Commissioner for Energy, Euratom, Small Businesses, Staff and Translation
- In office 1989–1993
- President: Jacques Delors
- Preceded by: Nicolas Mosar
- Succeeded by: Marcelino Oreja

European Commissioner for Fisheries
- In office 5 January 1986 – 1989
- President: Jacques Delors
- Preceded by: Position established
- Succeeded by: Carlo Ripa di Meana

Minister for Agriculture and Fisheries
- In office 1980–1981
- Prime Minister: Francisco Sá Carneiro; Francisco Pinto Balsemão;
- Preceded by: Joaquim Lourenço [pt]
- Succeeded by: Basílio Horta

Personal details
- Born: 28 January 1933 Leiria, Portugal
- Died: 24 January 2021 (aged 87)
- Party: Social Democratic Party
- Education: University of Lisbon

= António Cardoso e Cunha =

Portuguese politician (1933–2021)

António José Baptista Cardoso e Cunha (28 January 1933 – 24 January 2021) was a Portuguese Social Democratic Party (PSD) politician. He was a government minister in the 1970s and 1980s, and then from 1986 to 1992 he served as Portugal's first European Commissioner.

== Career ==
Born in Leiria, Cardoso e Cunha studied at the University of Lisbon and then worked as chemical engineer and in business administration.

He was elected to the Assembly of the Republic in 1978, and in September 1978 he was appointed as State Secretary for Foreign Trade, a junior ministerial post in the Democratic Alliance government led by Alfredo Nobre da Costa. In November 1978, the new Prime Minister Carlos Mota Pinto appointed Cardoso e Cunha as State Secretary for Industrial Renewal. From 1980 to 1981, Cardoso e Cunha served in the cabinets of Francisco Sá Carneiro and Francisco Pinto Balsemão as Minister for Agriculture and fisheries.

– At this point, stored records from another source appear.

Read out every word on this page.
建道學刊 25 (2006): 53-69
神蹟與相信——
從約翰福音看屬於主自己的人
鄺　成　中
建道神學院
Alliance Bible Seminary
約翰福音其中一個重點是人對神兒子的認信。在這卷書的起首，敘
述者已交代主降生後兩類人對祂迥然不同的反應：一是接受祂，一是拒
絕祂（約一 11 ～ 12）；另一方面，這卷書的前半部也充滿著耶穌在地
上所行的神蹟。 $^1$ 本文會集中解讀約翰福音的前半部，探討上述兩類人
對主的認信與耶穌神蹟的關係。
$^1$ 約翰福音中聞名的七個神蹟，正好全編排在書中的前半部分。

When Portugal joined the European Economic Community in 1986, Cardoso e Cunha was nominated by the government of Aníbal Cavaco Silva to be Portugal's first member of the European Commission. He joined the first Delors Commission as Commissioner for Fisheries, and in 1989 was appointed to the second Delors Commission as Commissioner for Energy, Euratom, small businesses, staff and translation. He served until the Commission's term ended in 1993.

He was then appointed as the first commissioner of Expo '98. He was replaced in 1997 after a change of government, and became president of the state-owned airline TAP Air Portugal until 2004.

In 2006, Cardoso e Cunha was declared bankrupt by the Lisbon Court of Commerce.